I figured that allowing them outlets, allowing them to have their room the way they want it (within limits), would give them some power. It’s not as simple as that.
If we learn to honor when children set their boundaries, and teach them how to do so by setting our own safe boundaries, then they will have power. They will have the power of SELF.
Believe it or not, we need to set safe boundaries with our children, just as we do with anyone. Picking your battles beforehand helps with this. When you say “No,” it’s important to stick with it. When they argue it, and they will, make it clear that arguing won’t change the decision.
Too many parents get swayed by their kids, or let them hammer them until they can’t stand it anymore and just let the kid have the ice cream, or tickets to a concert, or whatever the request may be. I know, because that was me sometimes.

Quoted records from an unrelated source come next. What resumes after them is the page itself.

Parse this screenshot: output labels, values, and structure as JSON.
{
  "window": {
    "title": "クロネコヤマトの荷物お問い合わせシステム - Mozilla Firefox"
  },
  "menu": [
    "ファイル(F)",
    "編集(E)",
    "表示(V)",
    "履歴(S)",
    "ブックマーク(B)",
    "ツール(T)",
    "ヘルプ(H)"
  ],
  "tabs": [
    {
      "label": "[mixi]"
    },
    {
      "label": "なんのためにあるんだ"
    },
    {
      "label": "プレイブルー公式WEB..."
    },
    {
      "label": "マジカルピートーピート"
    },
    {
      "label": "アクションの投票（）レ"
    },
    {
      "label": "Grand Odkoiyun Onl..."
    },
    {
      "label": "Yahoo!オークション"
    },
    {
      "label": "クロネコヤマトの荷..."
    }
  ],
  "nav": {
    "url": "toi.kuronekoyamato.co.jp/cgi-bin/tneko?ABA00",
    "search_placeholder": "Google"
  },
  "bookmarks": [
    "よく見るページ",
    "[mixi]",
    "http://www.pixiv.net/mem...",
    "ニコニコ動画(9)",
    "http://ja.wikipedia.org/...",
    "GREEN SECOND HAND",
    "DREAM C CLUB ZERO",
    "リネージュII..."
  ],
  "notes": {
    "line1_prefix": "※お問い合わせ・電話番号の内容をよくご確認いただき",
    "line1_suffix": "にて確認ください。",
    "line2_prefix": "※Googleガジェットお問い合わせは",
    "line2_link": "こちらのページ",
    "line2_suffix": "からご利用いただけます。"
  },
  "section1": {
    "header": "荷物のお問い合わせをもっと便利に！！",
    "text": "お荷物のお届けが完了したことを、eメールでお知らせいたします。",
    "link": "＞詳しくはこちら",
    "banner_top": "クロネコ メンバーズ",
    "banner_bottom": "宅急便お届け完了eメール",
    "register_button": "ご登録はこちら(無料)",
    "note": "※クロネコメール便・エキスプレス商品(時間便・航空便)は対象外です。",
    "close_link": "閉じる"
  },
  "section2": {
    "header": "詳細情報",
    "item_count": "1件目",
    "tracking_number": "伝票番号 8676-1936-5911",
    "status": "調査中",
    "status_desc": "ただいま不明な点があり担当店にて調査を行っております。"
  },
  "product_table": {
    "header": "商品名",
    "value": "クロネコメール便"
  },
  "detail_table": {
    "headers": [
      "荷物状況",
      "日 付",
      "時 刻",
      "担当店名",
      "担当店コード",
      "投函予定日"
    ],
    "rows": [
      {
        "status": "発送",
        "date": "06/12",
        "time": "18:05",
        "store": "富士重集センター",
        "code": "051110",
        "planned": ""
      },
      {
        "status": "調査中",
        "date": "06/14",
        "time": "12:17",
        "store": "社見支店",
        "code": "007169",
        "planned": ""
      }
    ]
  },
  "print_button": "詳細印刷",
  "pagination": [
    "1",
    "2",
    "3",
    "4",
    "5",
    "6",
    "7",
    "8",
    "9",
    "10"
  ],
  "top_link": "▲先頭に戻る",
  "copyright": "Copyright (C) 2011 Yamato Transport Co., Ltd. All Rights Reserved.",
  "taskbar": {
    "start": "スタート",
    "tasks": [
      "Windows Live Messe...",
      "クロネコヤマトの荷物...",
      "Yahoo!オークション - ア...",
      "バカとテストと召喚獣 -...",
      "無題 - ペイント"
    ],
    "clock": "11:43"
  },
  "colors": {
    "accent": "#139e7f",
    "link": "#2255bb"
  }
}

The opposite of that is being hyper vigilant. You feel like you have to set up a huge defense because your boundary has been crossed too many times. That’s because you didn’t set your boundary and honor it!
Going back to the beginning, you have to pick your battles. It doesn’t make sense to be that way with everything. Sometimes, it makes perfect sense to give two options. If they don’t like them, and they are the only viable options, then they make the choice to opt out by not liking either. That is their choice. Instead of forcing your child to pick a choice, let him or her opt out. Honor their wish. They may actually learn consequences.
More importantly, hear them. Validate their feelings. Let them know that you understand why they want this or that, but that the decision is still no. This is something I wished I had learned long ago, and I am still working on it.
Setting boundaries makes us aware of when we are crossing boundaries as well.
Child: “I want the vanilla ice cream.”
Mom: “No, you don’t. That’s boring. Why don’t you get Rocky Road flavor instead?”
Well, don’t let it slide! Let the world know that you like plain, old, boring vanilla ice cream, and that they can have their fancy ice cream. Be okay with your choices. Better yet, be absolutely, unfalteringly proud of your choices.
Your children will learn by example, and by going through the process, you can guide them better.
By honoring yourself, you will be better able to honor your children, no matter how ornery they get.